O
conflito
urna eletrônica que será usada em todo o Brasil
nas próximas eleições, em outubro está
em xeque. Enaltecida pelo Tribunal Superior Eleitoral (TSE) como
uma avançada tecnologia que permite a contagem rápida
e segura dos votos, ela não recebe a mesma consideração
de setores da sociedade. A reação a essa tecnologia
gerou até mesmo uma página na Internet (www.votoseguro.org),
mantida pelo Fórum do Voto Eletrônico, criado para
apontar os riscos da urna eletrônica e reivindicar iniciativas
que garantam a inviolabilidade do voto.
De acordo com o Fórum do Voto Eletrônico, entre os
inconvenientes das urnas eletrônicas está a impossibilidade
de recontar ou conferir os resultados da votação.
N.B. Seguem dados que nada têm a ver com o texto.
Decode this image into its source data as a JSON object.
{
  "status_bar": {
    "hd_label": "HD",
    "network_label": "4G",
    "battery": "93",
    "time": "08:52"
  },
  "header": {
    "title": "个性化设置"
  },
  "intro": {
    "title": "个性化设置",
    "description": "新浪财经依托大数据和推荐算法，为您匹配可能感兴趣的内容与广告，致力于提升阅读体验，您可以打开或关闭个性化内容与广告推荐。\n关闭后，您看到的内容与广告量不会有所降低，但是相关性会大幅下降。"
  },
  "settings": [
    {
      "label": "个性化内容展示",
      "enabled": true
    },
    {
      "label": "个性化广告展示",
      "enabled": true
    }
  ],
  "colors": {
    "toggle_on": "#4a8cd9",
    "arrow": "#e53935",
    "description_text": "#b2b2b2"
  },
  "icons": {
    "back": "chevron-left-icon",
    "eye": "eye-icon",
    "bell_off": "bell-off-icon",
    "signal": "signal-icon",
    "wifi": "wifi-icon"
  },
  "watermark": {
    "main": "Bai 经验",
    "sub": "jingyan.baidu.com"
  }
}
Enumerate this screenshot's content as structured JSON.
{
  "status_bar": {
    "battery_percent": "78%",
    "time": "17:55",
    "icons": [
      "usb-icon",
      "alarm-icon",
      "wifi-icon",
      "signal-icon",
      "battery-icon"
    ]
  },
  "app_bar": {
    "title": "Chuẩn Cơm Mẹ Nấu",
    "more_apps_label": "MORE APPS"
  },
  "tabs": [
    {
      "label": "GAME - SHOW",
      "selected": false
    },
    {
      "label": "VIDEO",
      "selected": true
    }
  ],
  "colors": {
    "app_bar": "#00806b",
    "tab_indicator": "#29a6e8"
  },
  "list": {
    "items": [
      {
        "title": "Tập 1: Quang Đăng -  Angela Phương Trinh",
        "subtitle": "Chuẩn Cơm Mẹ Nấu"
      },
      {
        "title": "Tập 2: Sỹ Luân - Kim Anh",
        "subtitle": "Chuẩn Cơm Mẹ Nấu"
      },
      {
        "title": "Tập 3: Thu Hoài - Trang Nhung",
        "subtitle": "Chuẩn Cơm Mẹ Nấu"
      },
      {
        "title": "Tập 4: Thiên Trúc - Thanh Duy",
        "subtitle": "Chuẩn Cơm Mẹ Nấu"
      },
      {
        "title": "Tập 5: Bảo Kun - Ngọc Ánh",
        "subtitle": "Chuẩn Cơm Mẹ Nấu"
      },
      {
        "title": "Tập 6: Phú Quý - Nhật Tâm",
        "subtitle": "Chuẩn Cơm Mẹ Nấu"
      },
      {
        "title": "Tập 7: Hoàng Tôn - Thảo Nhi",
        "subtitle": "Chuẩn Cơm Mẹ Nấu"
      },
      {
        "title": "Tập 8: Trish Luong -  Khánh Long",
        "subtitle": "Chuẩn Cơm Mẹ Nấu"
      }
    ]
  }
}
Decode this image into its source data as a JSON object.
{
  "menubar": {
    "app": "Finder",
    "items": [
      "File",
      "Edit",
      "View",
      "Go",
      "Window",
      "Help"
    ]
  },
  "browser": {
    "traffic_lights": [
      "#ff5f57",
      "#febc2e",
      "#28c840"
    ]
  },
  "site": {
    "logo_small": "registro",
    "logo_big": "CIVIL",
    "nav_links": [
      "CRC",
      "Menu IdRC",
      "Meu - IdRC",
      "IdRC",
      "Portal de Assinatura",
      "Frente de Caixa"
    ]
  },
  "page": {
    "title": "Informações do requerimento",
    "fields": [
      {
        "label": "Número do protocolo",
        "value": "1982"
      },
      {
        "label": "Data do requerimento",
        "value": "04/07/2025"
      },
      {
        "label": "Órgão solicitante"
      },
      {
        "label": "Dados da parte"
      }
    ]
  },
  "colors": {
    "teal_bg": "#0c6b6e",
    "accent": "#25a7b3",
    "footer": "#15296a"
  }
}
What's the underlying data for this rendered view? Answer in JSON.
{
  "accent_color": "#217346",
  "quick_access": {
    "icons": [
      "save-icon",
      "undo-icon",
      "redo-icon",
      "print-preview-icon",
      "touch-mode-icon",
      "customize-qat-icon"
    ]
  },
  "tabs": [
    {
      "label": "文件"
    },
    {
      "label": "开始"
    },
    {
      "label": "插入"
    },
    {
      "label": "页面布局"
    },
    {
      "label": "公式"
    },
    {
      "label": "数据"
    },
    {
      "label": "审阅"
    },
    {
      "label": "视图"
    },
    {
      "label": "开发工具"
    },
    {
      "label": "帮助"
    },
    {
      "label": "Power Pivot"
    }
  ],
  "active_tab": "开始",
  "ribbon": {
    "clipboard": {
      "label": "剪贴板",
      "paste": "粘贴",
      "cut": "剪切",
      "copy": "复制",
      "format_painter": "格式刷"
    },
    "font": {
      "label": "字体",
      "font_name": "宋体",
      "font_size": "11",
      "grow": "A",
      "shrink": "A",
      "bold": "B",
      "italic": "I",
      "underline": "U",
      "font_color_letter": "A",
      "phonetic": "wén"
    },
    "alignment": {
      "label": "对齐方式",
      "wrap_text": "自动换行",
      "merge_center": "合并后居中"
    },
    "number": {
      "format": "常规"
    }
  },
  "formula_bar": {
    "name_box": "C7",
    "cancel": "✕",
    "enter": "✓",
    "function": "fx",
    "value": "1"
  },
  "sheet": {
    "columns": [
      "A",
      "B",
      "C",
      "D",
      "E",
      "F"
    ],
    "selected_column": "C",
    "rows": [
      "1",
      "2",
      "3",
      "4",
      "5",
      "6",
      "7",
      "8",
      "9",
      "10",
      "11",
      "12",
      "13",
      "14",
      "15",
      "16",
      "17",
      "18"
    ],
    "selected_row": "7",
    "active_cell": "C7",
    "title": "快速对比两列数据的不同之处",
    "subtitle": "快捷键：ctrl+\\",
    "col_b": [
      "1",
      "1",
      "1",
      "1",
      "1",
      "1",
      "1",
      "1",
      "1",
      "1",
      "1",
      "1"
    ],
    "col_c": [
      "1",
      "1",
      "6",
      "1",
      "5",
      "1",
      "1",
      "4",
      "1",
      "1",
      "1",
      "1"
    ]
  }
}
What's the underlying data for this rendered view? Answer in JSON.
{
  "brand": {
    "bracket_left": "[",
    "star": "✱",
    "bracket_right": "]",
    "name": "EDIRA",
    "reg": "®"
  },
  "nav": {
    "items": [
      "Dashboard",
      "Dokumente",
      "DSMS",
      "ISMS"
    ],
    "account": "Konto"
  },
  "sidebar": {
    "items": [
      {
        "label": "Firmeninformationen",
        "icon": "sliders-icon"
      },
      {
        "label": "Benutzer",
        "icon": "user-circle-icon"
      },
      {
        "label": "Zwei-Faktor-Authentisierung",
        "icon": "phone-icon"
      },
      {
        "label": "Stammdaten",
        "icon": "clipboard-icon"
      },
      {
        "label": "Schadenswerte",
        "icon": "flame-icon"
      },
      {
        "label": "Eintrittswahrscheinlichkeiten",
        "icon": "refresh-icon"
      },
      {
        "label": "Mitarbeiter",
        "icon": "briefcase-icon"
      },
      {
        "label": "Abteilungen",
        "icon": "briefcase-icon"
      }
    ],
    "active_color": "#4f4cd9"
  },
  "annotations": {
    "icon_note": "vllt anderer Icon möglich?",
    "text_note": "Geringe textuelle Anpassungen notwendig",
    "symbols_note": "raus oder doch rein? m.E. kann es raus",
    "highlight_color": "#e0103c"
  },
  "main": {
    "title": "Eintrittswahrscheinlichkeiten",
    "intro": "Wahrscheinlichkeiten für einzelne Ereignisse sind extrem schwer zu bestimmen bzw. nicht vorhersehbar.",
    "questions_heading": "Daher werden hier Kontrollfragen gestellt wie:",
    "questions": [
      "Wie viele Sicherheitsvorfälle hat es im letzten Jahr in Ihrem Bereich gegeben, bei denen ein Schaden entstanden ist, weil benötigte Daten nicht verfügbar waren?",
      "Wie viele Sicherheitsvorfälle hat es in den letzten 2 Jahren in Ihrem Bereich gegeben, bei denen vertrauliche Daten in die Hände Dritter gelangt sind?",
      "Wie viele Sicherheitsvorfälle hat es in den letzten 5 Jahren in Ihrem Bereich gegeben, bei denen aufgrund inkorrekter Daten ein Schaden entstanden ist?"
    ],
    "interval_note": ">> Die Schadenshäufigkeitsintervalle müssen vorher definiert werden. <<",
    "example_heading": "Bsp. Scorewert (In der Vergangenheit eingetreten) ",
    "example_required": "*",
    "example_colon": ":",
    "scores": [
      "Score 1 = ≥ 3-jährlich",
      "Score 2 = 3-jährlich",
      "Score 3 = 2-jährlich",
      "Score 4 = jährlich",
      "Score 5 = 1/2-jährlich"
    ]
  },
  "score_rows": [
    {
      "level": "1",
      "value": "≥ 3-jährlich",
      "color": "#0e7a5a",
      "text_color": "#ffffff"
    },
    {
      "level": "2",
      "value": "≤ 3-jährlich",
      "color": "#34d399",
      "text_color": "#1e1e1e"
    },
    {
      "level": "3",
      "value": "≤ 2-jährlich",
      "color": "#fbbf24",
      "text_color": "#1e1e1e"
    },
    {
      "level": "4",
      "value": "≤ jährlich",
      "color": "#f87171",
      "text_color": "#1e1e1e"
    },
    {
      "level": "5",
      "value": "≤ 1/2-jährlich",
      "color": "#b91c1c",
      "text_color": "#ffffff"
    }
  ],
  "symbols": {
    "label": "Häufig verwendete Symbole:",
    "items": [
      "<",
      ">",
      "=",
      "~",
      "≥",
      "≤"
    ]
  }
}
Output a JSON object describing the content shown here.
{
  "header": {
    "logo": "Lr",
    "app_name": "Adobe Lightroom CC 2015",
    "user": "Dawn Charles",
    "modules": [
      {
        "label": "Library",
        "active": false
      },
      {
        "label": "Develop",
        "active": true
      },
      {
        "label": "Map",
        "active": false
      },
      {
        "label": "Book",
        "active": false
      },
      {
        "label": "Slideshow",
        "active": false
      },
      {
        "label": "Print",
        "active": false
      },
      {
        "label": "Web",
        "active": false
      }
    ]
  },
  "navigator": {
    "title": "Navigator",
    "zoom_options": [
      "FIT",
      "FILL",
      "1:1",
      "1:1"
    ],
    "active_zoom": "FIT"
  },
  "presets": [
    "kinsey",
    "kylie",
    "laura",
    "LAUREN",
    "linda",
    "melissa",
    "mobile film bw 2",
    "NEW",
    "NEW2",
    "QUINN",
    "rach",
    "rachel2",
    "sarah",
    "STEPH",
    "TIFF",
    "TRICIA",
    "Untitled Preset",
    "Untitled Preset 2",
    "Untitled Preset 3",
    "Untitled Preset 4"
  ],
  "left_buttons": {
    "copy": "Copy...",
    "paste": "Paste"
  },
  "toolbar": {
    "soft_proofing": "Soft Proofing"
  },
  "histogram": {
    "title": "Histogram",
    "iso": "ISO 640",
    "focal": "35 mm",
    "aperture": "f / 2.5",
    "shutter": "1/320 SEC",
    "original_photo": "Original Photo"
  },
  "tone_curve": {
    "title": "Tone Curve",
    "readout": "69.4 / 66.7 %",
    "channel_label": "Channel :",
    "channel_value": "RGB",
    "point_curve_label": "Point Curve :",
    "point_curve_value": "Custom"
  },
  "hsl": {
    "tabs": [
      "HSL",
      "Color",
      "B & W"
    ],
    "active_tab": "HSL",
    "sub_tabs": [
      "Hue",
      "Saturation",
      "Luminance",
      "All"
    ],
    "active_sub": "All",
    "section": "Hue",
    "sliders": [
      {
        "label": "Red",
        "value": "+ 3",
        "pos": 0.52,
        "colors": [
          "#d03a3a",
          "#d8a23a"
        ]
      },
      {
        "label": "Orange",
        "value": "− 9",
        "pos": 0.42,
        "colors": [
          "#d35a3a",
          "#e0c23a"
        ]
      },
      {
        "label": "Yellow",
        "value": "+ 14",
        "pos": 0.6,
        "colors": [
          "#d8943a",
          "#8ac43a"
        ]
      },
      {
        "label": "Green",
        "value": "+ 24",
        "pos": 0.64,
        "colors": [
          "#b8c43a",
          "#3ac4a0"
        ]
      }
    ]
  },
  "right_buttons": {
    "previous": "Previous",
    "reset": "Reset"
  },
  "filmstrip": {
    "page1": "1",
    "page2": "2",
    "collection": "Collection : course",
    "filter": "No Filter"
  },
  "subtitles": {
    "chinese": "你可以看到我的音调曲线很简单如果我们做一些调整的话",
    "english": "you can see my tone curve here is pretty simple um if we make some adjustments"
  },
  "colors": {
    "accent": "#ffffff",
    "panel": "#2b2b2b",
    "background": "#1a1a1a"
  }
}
As urnas também podem ser fraudadas por meio de programação
e apresentar resultados diferentes dos votos obtidos. O Fórum
critica ainda o fato de que o TSE mantém em segredo a maior
parte dos programas das urnas. Além disso, a digitação
do número do título eleitoral possibilita a identificação
do voto por programas fraudulentos o que equivale à
violação do voto secreto, um dos pilares do sistema
eleitoral das democracias modernas. O prazo exíguo concedido
pelo TSE e a falta de condições técnicas adequadas
tornam impossível aos partidos fazer a conferência
da totalização dos votos, acrescenta o Fórum.
Corremos o risco da criação de uma dinastia
de governantes fraudadores, sem meios legais para contestá-los,
adverte a página do Fórum, lembrando que os painéis
do Senado Federal e da Câmara dos Deputados sofrem as mesmas
fragilidades e riscos de violação. O TSE resiste
aos aperfeiçoamentos no sistema de votação,
quando é ele quem tem, além da atribuição,
o dever de proporcionar um sistema eleitoral o mais imune possível
a fraudes.
Para evitar tais fraudes, o Fórum sugere algumas iniciativas.
É preciso, segundo ele, que a urna imprima o voto, a ser
conferido pelo eleitor e recolhido automaticamente para contraprova,
sem nenhum contato manual. Após a eleição,
deve-se proceder à recontagem dos votos impressos em 3% das
urnas. O Fórum pede também a abertura completa dos
programas e sistemas eletrônicos, a realização
de auditorias nas urnas antes e depois do pleito e
a eliminação de qualquer digitação que
identifique o eleitor. É necessária ainda a apresentação
dos boletins de urna das seções eleitorais em meio
digital, na Internet, por exemplo, de forma a permitir uma eficiente
conferência da totalização dos votos.
Piratas
da computação
A desconfiança
do Fórum em relação à urna eletrônica
é respaldada pelo professor João Antonio Zuffo, coordenador
geral do Laboratório de Sistemas Integrados (LSI) da Escola
Politécnica da USP. Segundo ele, não existe um sistema
digital que não possa ser violado. Por mais seguro
que seja um sistema, sempre é possível encontrar uma
maneira de violá-lo, afirma Zuffo, citando como exemplo
os computadores do Pentágono o Departamento de Defesa
dos Estados Unidos , que já foram invadidos por piratas
da computação, ou hackers.
Ainda segundo o professor, há vários tipos
de programas que podem alterar os resultados de uma votação.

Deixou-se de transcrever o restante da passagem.